Addressing journalists in Brussels, senior commission executive, Alan Wilkinson, said producers in the former communist countries had just as many fears about a flood of cheap imports as those in the west.
And the evidence to date showed that the trade balance was indeed more in the favour of the current EU of 15. Existing member states also had an advantage in terms of product quality, hygiene and infrastructure.
"It will take several years for the candidate countries to become competitive in a single market," said Mr Wilksinson. "Current EU members have a head start.

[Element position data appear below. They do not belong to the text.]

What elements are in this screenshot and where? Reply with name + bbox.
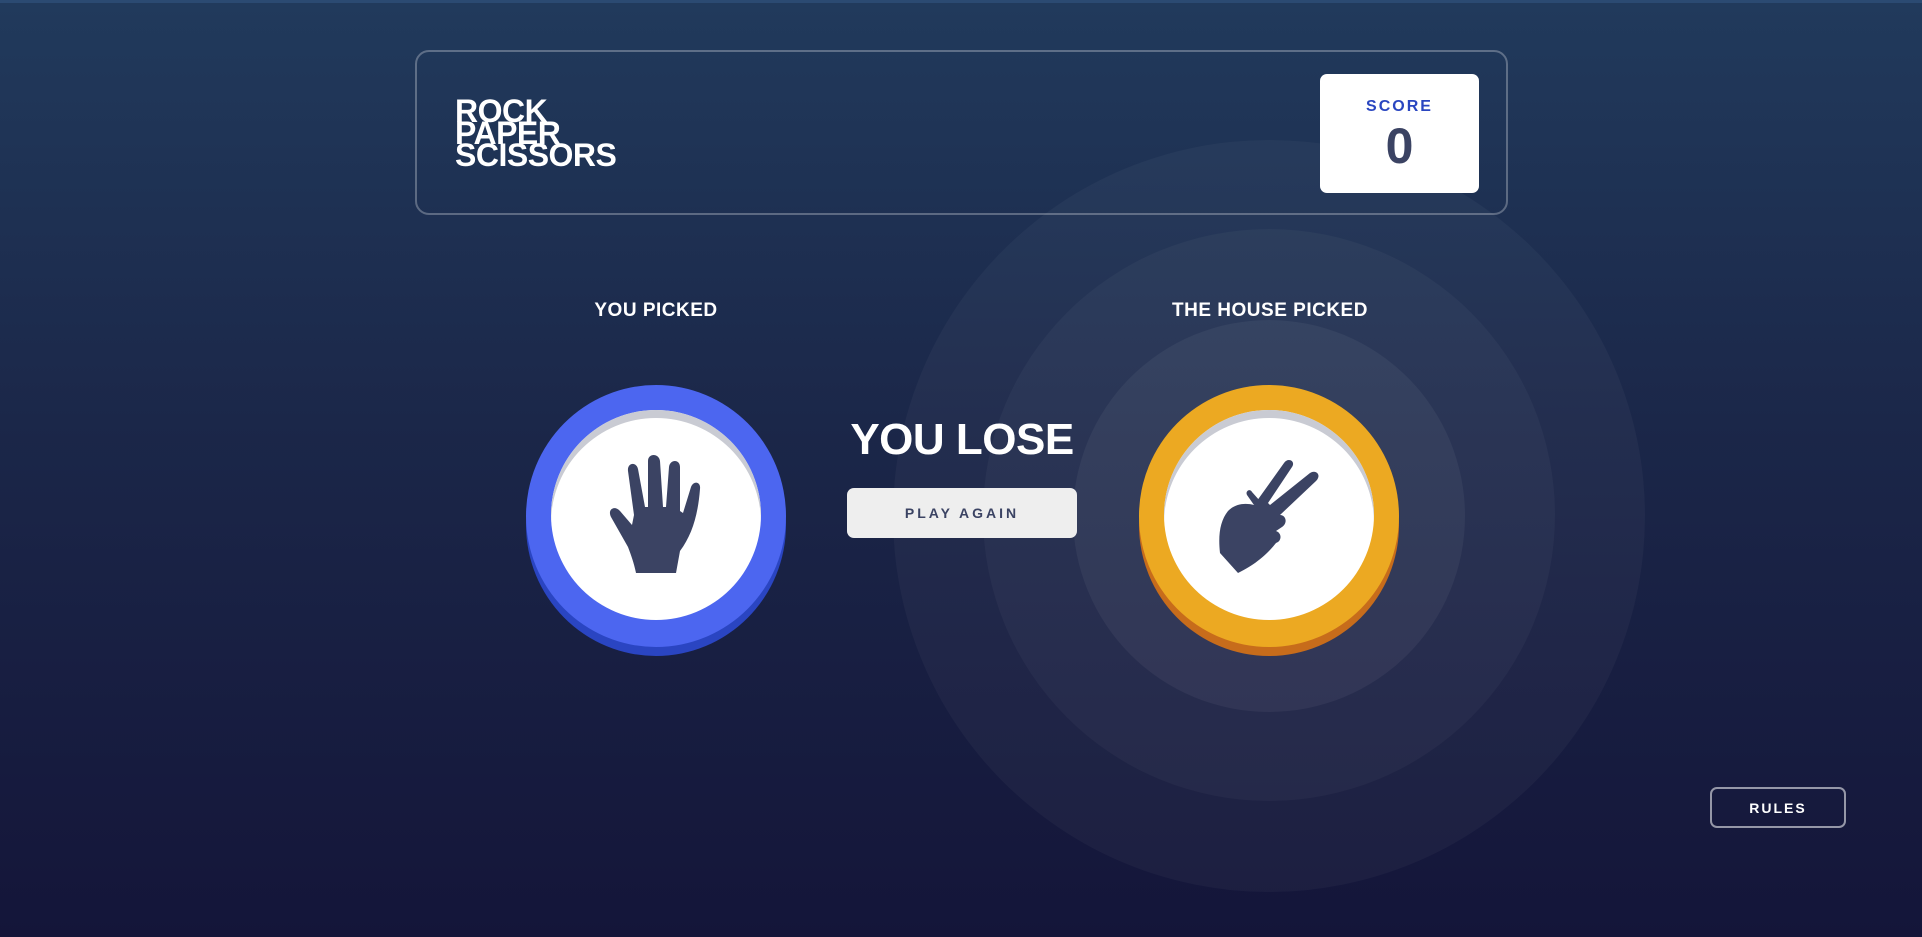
- rules-button[interactable]: RULES: [1710, 787, 1846, 828]
- paper-hand-icon: [609, 455, 701, 573]
- player-choice-paper-chip: [526, 385, 786, 647]
- you-picked-label: YOU PICKED: [594, 300, 718, 321]
- scissors-hand-icon: [1219, 460, 1319, 573]
- house-chip-face: [1164, 410, 1374, 620]
- result-text: YOU LOSE: [850, 415, 1074, 464]
- house-choice-scissors-chip: [1139, 385, 1399, 647]
- player-chip-face: [551, 410, 761, 620]
- play-again-button[interactable]: PLAY AGAIN: [847, 488, 1077, 538]
- score-label: SCORE: [1366, 98, 1433, 115]
- house-picked-label: THE HOUSE PICKED: [1172, 300, 1368, 321]
- logo-line-scissors: SCISSORS: [455, 137, 617, 173]
- top-border: [0, 0, 1922, 3]
- result-panel: YOU LOSE PLAY AGAIN: [847, 410, 1077, 538]
- game-logo: ROCK PAPER SCISSORS: [455, 95, 617, 173]
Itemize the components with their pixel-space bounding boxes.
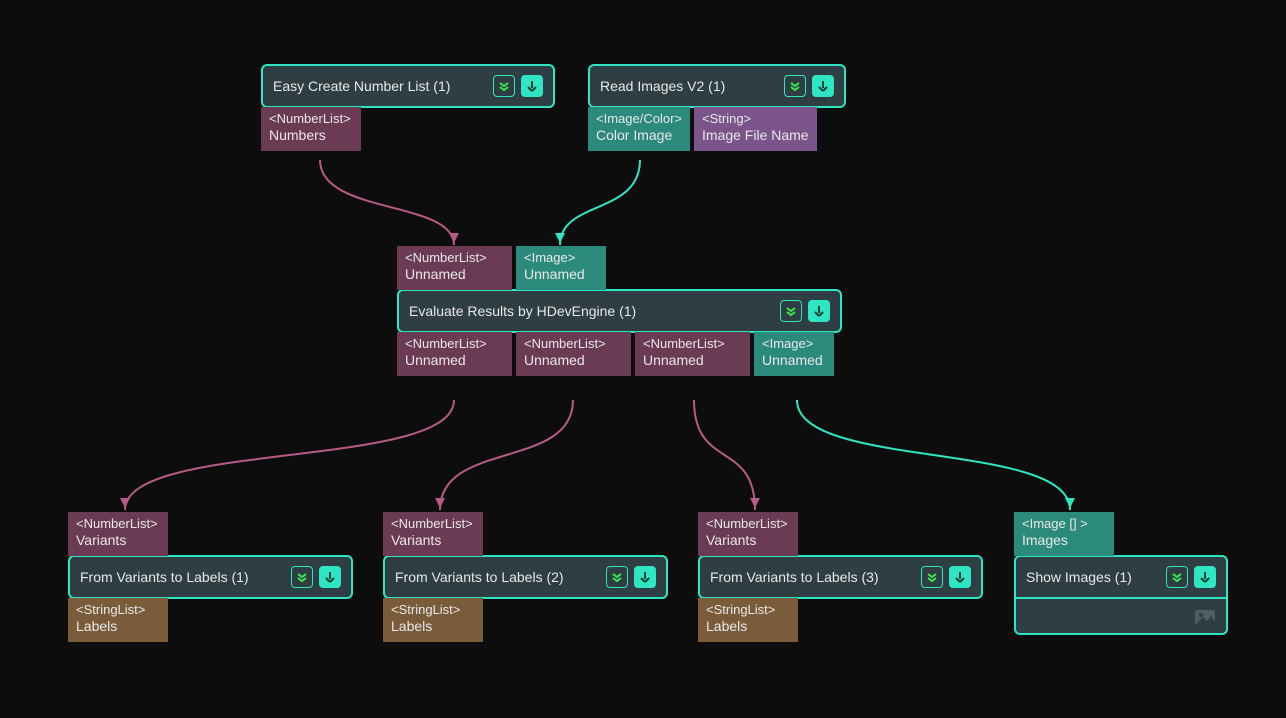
node-from-variants-to-labels-1[interactable]: <NumberList> Variants From Variants to L… <box>68 512 353 642</box>
output-port-1[interactable]: <NumberList> Unnamed <box>516 332 631 376</box>
output-port-color-image[interactable]: <Image/Color> Color Image <box>588 107 690 151</box>
output-ports: <StringList> Labels <box>68 598 353 642</box>
node-header[interactable]: From Variants to Labels (2) <box>383 555 668 599</box>
image-preview-icon <box>1194 606 1218 626</box>
node-title: Show Images (1) <box>1026 569 1132 585</box>
node-header[interactable]: From Variants to Labels (1) <box>68 555 353 599</box>
output-ports: <StringList> Labels <box>698 598 983 642</box>
expand-button[interactable] <box>606 566 628 588</box>
output-port-2[interactable]: <NumberList> Unnamed <box>635 332 750 376</box>
run-button[interactable] <box>808 300 830 322</box>
output-port-numbers[interactable]: <NumberList> Numbers <box>261 107 361 151</box>
input-port-variants[interactable]: <NumberList> Variants <box>68 512 168 556</box>
input-port-variants[interactable]: <NumberList> Variants <box>383 512 483 556</box>
node-title: Read Images V2 (1) <box>600 78 725 94</box>
expand-button[interactable] <box>493 75 515 97</box>
output-ports: <StringList> Labels <box>383 598 668 642</box>
node-header[interactable]: Easy Create Number List (1) <box>261 64 555 108</box>
node-header[interactable]: Read Images V2 (1) <box>588 64 846 108</box>
output-ports: <Image/Color> Color Image <String> Image… <box>588 107 846 151</box>
node-from-variants-to-labels-3[interactable]: <NumberList> Variants From Variants to L… <box>698 512 983 642</box>
node-header[interactable]: Show Images (1) <box>1014 555 1228 599</box>
node-title: From Variants to Labels (2) <box>395 569 564 585</box>
expand-button[interactable] <box>1166 566 1188 588</box>
expand-button[interactable] <box>780 300 802 322</box>
input-ports: <NumberList> Variants <box>698 512 983 556</box>
run-button[interactable] <box>521 75 543 97</box>
expand-button[interactable] <box>921 566 943 588</box>
node-body <box>1014 599 1228 635</box>
input-ports: <Image [] > Images <box>1014 512 1228 556</box>
run-button[interactable] <box>812 75 834 97</box>
node-title: Evaluate Results by HDevEngine (1) <box>409 303 636 319</box>
node-read-images-v2[interactable]: Read Images V2 (1) <Image/Color> Color I… <box>588 64 846 151</box>
output-port-3[interactable]: <Image> Unnamed <box>754 332 834 376</box>
output-port-0[interactable]: <NumberList> Unnamed <box>397 332 512 376</box>
node-title: From Variants to Labels (1) <box>80 569 249 585</box>
run-button[interactable] <box>1194 566 1216 588</box>
node-title: Easy Create Number List (1) <box>273 78 450 94</box>
node-from-variants-to-labels-2[interactable]: <NumberList> Variants From Variants to L… <box>383 512 668 642</box>
output-port-image-file-name[interactable]: <String> Image File Name <box>694 107 817 151</box>
node-header[interactable]: From Variants to Labels (3) <box>698 555 983 599</box>
input-port-numberlist[interactable]: <NumberList> Unnamed <box>397 246 512 290</box>
output-port-labels[interactable]: <StringList> Labels <box>698 598 798 642</box>
input-port-images[interactable]: <Image [] > Images <box>1014 512 1114 556</box>
node-easy-create-number-list[interactable]: Easy Create Number List (1) <NumberList>… <box>261 64 555 151</box>
expand-button[interactable] <box>784 75 806 97</box>
run-button[interactable] <box>319 566 341 588</box>
output-ports: <NumberList> Unnamed <NumberList> Unname… <box>397 332 842 376</box>
node-header[interactable]: Evaluate Results by HDevEngine (1) <box>397 289 842 333</box>
input-port-image[interactable]: <Image> Unnamed <box>516 246 606 290</box>
node-evaluate-results[interactable]: <NumberList> Unnamed <Image> Unnamed Eva… <box>397 246 842 376</box>
node-show-images[interactable]: <Image [] > Images Show Images (1) <box>1014 512 1228 635</box>
input-port-variants[interactable]: <NumberList> Variants <box>698 512 798 556</box>
node-title: From Variants to Labels (3) <box>710 569 879 585</box>
expand-button[interactable] <box>291 566 313 588</box>
output-ports: <NumberList> Numbers <box>261 107 555 151</box>
run-button[interactable] <box>949 566 971 588</box>
input-ports: <NumberList> Variants <box>68 512 353 556</box>
run-button[interactable] <box>634 566 656 588</box>
input-ports: <NumberList> Variants <box>383 512 668 556</box>
output-port-labels[interactable]: <StringList> Labels <box>383 598 483 642</box>
input-ports: <NumberList> Unnamed <Image> Unnamed <box>397 246 842 290</box>
output-port-labels[interactable]: <StringList> Labels <box>68 598 168 642</box>
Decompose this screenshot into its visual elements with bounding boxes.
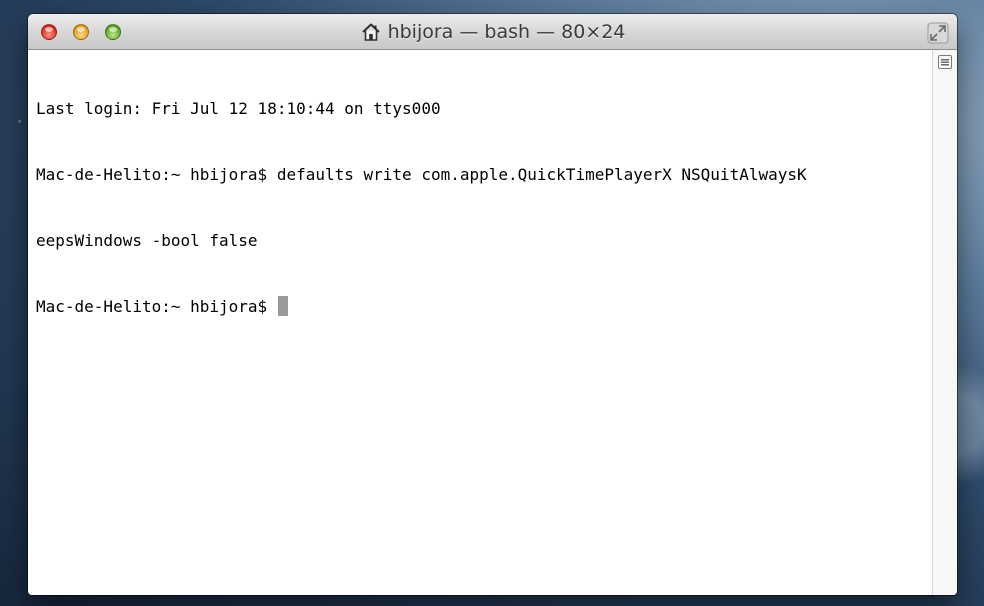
split-view-icon[interactable] <box>937 54 953 70</box>
terminal-prompt-line: Mac-de-Helito:~ hbijora$ <box>36 296 807 318</box>
text-cursor <box>277 296 288 316</box>
terminal-window: hbijora — bash — 80×24 Last login: Fri J… <box>28 14 957 595</box>
title-bar[interactable]: hbijora — bash — 80×24 <box>28 14 957 50</box>
terminal-output: Last login: Fri Jul 12 18:10:44 on ttys0… <box>36 54 807 362</box>
vertical-scrollbar[interactable] <box>932 50 957 595</box>
terminal-prompt: Mac-de-Helito:~ hbijora$ <box>36 297 277 316</box>
window-title: hbijora — bash — 80×24 <box>387 21 626 43</box>
window-title-group: hbijora — bash — 80×24 <box>28 14 957 50</box>
terminal-content[interactable]: Last login: Fri Jul 12 18:10:44 on ttys0… <box>28 50 932 595</box>
terminal-line: Last login: Fri Jul 12 18:10:44 on ttys0… <box>36 99 441 118</box>
fullscreen-icon[interactable] <box>927 22 949 44</box>
home-icon[interactable] <box>360 21 382 43</box>
terminal-line: eepsWindows -bool false <box>36 231 258 250</box>
terminal-line: Mac-de-Helito:~ hbijora$ defaults write … <box>36 165 807 184</box>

They have no reason to fear anything."
In the initial stages, it was not the commissions intention to pay direct aid to farmers in the candidate countries – the first of which are expected to join the EU sometime after Jan 1, 2004.
Even though the EUs final negotiating position on agriculture will not be known until the middle of next year, commission executive Rudolf Mogele said the budget had already been fixed to 2006. "Agenda 2000 started with the hypothesis that direct aids would not be paid," he said.
Studies suggested that to do so would cost the EU some k7-8bns (£4.3-4.9bn) a year.
– way in excess of the k3.4bn (£2bn) allowed for rural development spending in these countries under Agenda 2000.
And, even though all ten candidate countries had called for 100% direct aids from the day they joined the EU, Mr Mogele believed this would only discourage them from modernising their food industries.